1. ## 3rd and final optimization problem

Trying to design an aluminum can containing a volume of 2,000 cubic centimeters.

Find the dimensions of the can that will minimize the amount of aluminum used.

The three formulas I'm working with will obviously
Volume: π r2 h=2000
Vertical surface area: 2
π r h
Lid and base surface area:
π r2 (x2)

I understand that basically what I'm trying to do is isolate one variable (for example make h=2000/
π r2) so that I can now substitute that equation in for the variable h in another formula.

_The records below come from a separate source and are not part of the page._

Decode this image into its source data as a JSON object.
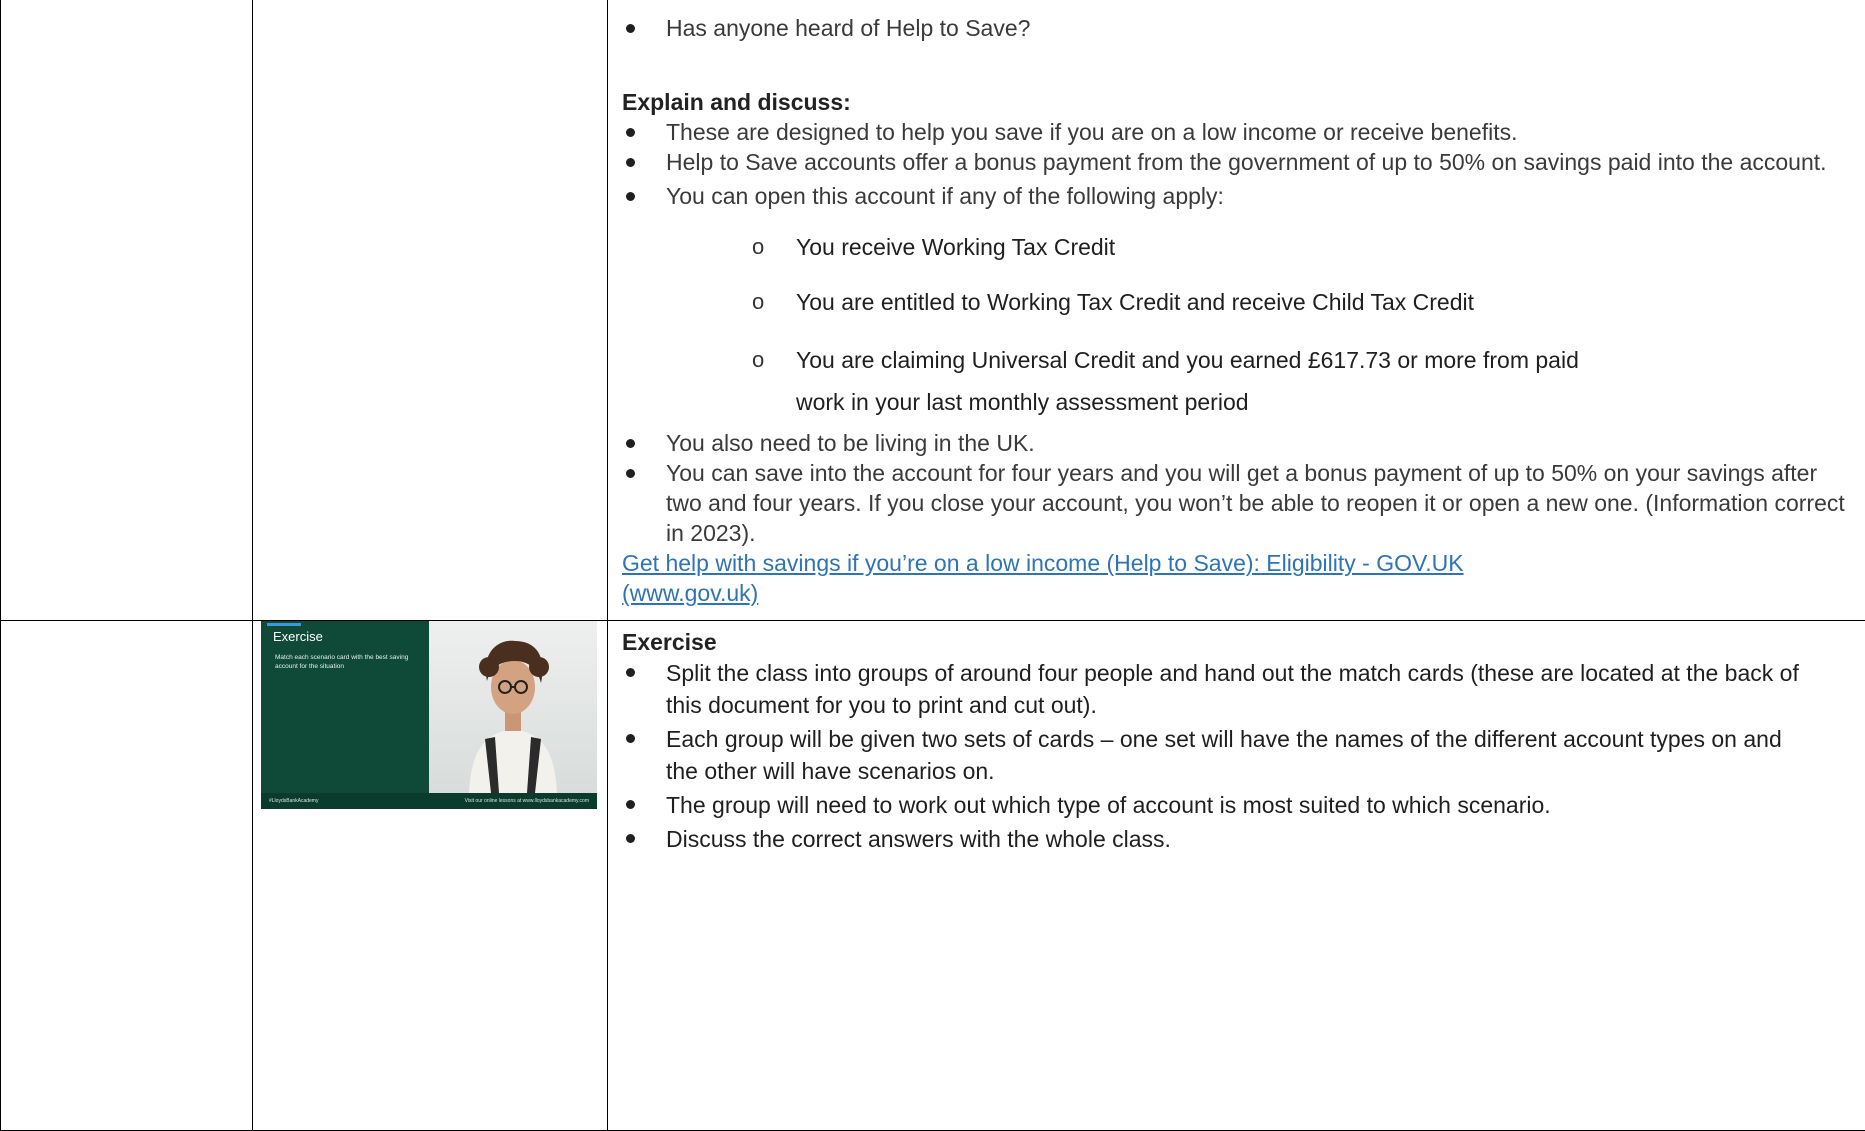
{
  "help_to_save": {
    "intro_bullet": "Has anyone heard of Help to Save?",
    "heading": "Explain and discuss:",
    "bullets": [
      "These are designed to help you save if you are on a low income or receive benefits.",
      "Help to Save accounts offer a bonus payment from the government of up to 50% on savings paid into the account.",
      "You can open this account if any of the following apply:"
    ],
    "conditions": [
      "You receive Working Tax Credit",
      "You are entitled to Working Tax Credit and receive Child Tax Credit",
      "You are claiming Universal Credit and you earned £617.73 or more from paid work in your last monthly assessment period"
    ],
    "more_bullets": [
      "You also need to be living in the UK.",
      "You can save into the account for four years and you will get a bonus payment of up to 50% on your savings after two and four years. If you close your account, you won’t be able to reopen it or open a new one. (Information correct in 2023)."
    ],
    "link_text": "Get help with savings if you’re on a low income (Help to Save): Eligibility - GOV.UK (www.gov.uk)"
  },
  "exercise": {
    "heading": "Exercise",
    "bullets": [
      "Split the class into groups of around four people and hand out the match cards (these are located at the back of this document for you to print and cut out).",
      "Each group will be given two sets of cards – one set will have the names of the different account types on and the other will have scenarios on.",
      "The group will need to work out which type of account is most suited to which scenario.",
      "Discuss the correct answers with the whole class."
    ],
    "slide": {
      "title": "Exercise",
      "bullet": "Match each scenario card with the best saving account for the situation",
      "footer_left": "#LloydsBankAcademy",
      "footer_right": "Visit our online lessons at www.lloydsbankacademy.com",
      "bg_color": "#0f4a38"
    }
  }
}
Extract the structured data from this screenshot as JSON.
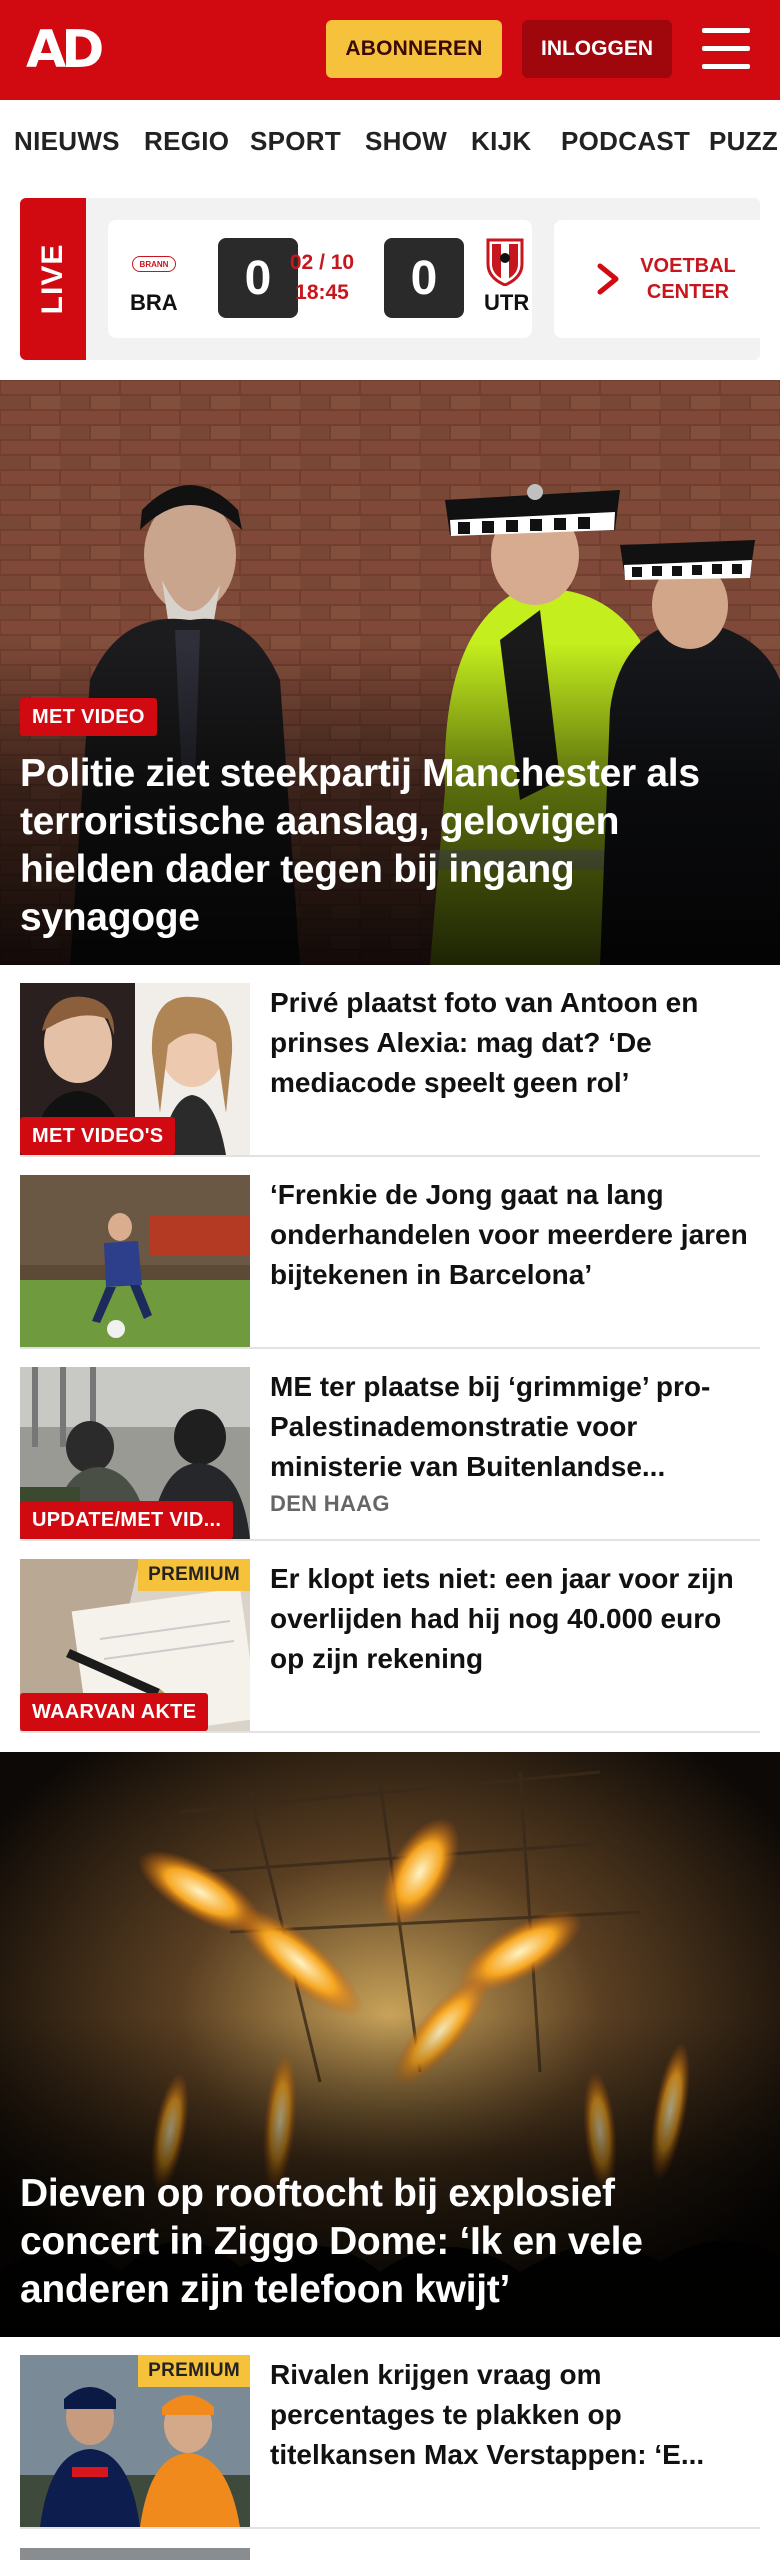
{
  "header": {
    "logo": "AD",
    "subscribe_label": "ABONNEREN",
    "login_label": "INLOGGEN"
  },
  "nav": {
    "items": [
      "NIEUWS",
      "REGIO",
      "SPORT",
      "SHOW",
      "KIJK",
      "PODCAST",
      "PUZZ"
    ]
  },
  "live": {
    "label": "LIVE",
    "match": {
      "home_team": "BRA",
      "home_logo_text": "BRANN",
      "home_score": "0",
      "date": "02 / 10",
      "time": "18:45",
      "away_score": "0",
      "away_team": "UTR"
    },
    "voetbalcenter_line1": "VOETBAL",
    "voetbalcenter_line2": "CENTER"
  },
  "hero": {
    "badge": "MET VIDEO",
    "title": "Politie ziet steekpartij Manchester als terroristische aanslag, gelovigen hielden dader tegen bij ingang synagoge"
  },
  "articles": [
    {
      "badge": "MET VIDEO'S",
      "premium": "",
      "title": "Privé plaatst foto van Antoon en prinses Alexia: mag dat? ‘De mediacode speelt geen rol’",
      "subtitle": ""
    },
    {
      "badge": "",
      "premium": "",
      "title": "‘Frenkie de Jong gaat na lang onderhandelen voor meerdere jaren bijtekenen in Barcelona’",
      "subtitle": ""
    },
    {
      "badge": "UPDATE/MET VID...",
      "premium": "",
      "title": "ME ter plaatse bij ‘grimmige’ pro-Palestinademonstratie voor ministerie van Buitenlandse...",
      "subtitle": "DEN HAAG"
    },
    {
      "badge": "WAARVAN AKTE",
      "premium": "PREMIUM",
      "title": "Er klopt iets niet: een jaar voor zijn overlijden had hij nog 40.000 euro op zijn rekening",
      "subtitle": ""
    }
  ],
  "feature": {
    "title": "Dieven op rooftocht bij explosief concert in Ziggo Dome: ‘Ik en vele anderen zijn telefoon kwijt’"
  },
  "articles2": [
    {
      "badge": "",
      "premium": "PREMIUM",
      "title": "Rivalen krijgen vraag om percentages te plakken op titelkansen Max Verstappen: ‘E...",
      "subtitle": ""
    }
  ],
  "colors": {
    "brand_red": "#d10a11",
    "premium_yellow": "#f7c23b",
    "login_dark_red": "#a0070d"
  }
}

That will result in a quadratic equation, from which I will find the derivative, find max and min, and figure out the volume at the minimum. Am I missing something? I keep attempting this, but I keep getting stuck after I
substitute 2000/πr^2 for h because I don't have a quadratic equation to work with.

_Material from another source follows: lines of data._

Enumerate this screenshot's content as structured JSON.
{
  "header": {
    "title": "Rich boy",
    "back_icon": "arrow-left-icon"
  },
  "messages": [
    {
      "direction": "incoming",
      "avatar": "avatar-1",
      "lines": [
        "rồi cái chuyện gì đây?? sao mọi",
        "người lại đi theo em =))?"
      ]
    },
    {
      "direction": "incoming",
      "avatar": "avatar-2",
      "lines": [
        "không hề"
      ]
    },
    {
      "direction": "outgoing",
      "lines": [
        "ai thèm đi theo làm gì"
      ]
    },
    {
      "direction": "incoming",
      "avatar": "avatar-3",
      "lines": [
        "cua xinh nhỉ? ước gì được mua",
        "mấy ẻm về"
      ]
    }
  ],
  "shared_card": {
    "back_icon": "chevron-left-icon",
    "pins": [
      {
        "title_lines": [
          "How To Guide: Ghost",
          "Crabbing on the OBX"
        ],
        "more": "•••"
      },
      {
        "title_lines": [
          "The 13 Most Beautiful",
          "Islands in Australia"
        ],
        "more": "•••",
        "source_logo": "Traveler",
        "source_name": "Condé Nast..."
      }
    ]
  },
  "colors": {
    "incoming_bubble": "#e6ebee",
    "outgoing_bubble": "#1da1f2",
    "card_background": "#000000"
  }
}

2. ## Re: 3rd and final optimization problem

you don't always need a quadratic equation to solve a optimization problem,

when the volume is $\displaystyle V$,

\displaystyle \begin{align*}V&=\pi r^2h\\h&=\frac{V}{\pi r^2}\\\end{align*}

then,
\displaystyle \begin{align*}A&=2\pi rh +2\pi r^2\\&=2\pi r\left[\frac{V}{\pi r^2}\right]+2\pi r^2\\ &= 2 \left[ \frac{V}{r}+\pi r^2\right] \end{align*}

to find the maximum point you can use differentiation,

$\displaystyle \frac{dA}{dr}=2\left[2\pi r- \frac{V}{r^2}\right]$

equate this to zero to find an extrema.

3. ## Re: 3rd and final optimization problem

Once again you come to the rescue! Thank you so very much for explaining things in a way that I can easily understand them. You have already helped me more than my textbook has.

4. ## Re: 3rd and final optimization problem

I'm glad that I could be a help